Does mood lighten or darken as clocks go back?



With the clocks going back at the weekend, scientists at LJMU have launched a study to understand how the switch affects our wellbeing and time perception.

The study is open to all UK adults and involves completing an online survey about their day-to-day lives and the amount of time pressure they are experiencing. It can be completed either during the week before or after the clock change, or both.

Much has been made of the negative effects of the spring switch on people’s sleep, cognitive performance and propensity to accidents, but less is known about the impact of the autumn change – or how these biannual events affect our perception of the passage of time.

Launching the study with an article in The Guardian, Professor Ruth Ogden, of the School of Psychology, said: “I’m interested in trying to understand how it feels when your day-to-day sense of time is disrupted by an external force: do you feel like you’ve got more or less time, and higher or lower levels of wellbeing?

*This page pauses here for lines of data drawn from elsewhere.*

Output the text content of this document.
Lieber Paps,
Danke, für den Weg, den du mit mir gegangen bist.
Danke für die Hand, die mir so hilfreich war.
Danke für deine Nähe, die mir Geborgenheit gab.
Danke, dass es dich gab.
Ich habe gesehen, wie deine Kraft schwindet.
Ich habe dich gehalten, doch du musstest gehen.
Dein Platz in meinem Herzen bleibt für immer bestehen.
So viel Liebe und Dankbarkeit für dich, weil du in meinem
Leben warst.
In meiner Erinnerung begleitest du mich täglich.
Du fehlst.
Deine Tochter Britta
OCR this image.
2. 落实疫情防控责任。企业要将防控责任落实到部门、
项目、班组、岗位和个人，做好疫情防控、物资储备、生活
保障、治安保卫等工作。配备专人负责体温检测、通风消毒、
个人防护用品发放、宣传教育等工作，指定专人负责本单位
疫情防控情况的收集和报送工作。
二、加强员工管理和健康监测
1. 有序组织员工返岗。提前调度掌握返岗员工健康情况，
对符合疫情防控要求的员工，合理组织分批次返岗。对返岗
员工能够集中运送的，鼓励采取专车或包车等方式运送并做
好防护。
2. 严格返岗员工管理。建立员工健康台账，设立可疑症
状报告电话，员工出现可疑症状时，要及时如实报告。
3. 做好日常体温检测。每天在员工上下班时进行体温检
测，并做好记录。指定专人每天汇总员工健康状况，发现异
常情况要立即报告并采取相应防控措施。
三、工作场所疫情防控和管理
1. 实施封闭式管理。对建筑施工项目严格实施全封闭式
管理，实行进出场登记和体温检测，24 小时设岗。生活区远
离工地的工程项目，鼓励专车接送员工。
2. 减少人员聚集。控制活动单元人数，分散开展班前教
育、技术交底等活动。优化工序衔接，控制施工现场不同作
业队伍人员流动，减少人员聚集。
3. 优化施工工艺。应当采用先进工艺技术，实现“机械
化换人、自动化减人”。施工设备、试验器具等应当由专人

“Time is a hugely overlooked element of psychology. Our lives are structured by a clock and we all have an internal representation of time, yet we have really poor understanding of how people perceive time and whether we could potentially modify people’s experiences of time to create improvements in wellbeing.”

The study is part of a wider project exploring how external disruptions can affect people’s sense of time.

Ruth and her team have investigated how Covid lockdowns – can distort people’s time perception. “I found that people who were coping well, and had lower levels of anxiety, depression or stress, experienced a relatively fast lockdown, whereas the people who had a slow lockdown were those who were more socially isolated, depressed, or less satisfied with their levels of social interaction,” said Ogden.

Separate research has found that people who are struggling with chronic pain also experience a distorted sense of time. “It raises this interesting idea that our experience of time is embedded in trauma,” she said.

One question they hope to answer is whether socially marginalised groups, or those who are struggling with time pressures, such as busy parents, experience the clock change differently to people who have more control over their time.

“We’re particularly interested in the relationship between time and power, and how when other people are in control of time, it can create various types of injustice for certain groups,” said Prof Patricia Kingori, a sociologist at the University of Oxford’s Ethox Centre, who is leading the overall project.

For instance, Kingori and Brazilian colleagues are working with women whose children are experiencing long-term problems as a result of catching the Zika virus.

The long-term goal of the project is to identify strategies that could help address such inequalities, potentially leading to improvements in individual and societal wellbeing.

“For me, the clock change gives us a little insight into what happens when time changes for everybody else, but it hasn’t quite changed in the same way for you, or when society imposes some restriction on your time,” Prof Ogden said. “It also raises interesting ideas, like should we have a human right for time?”

In the UK, the clocks are due to go back at 2am on Sunday 27 October.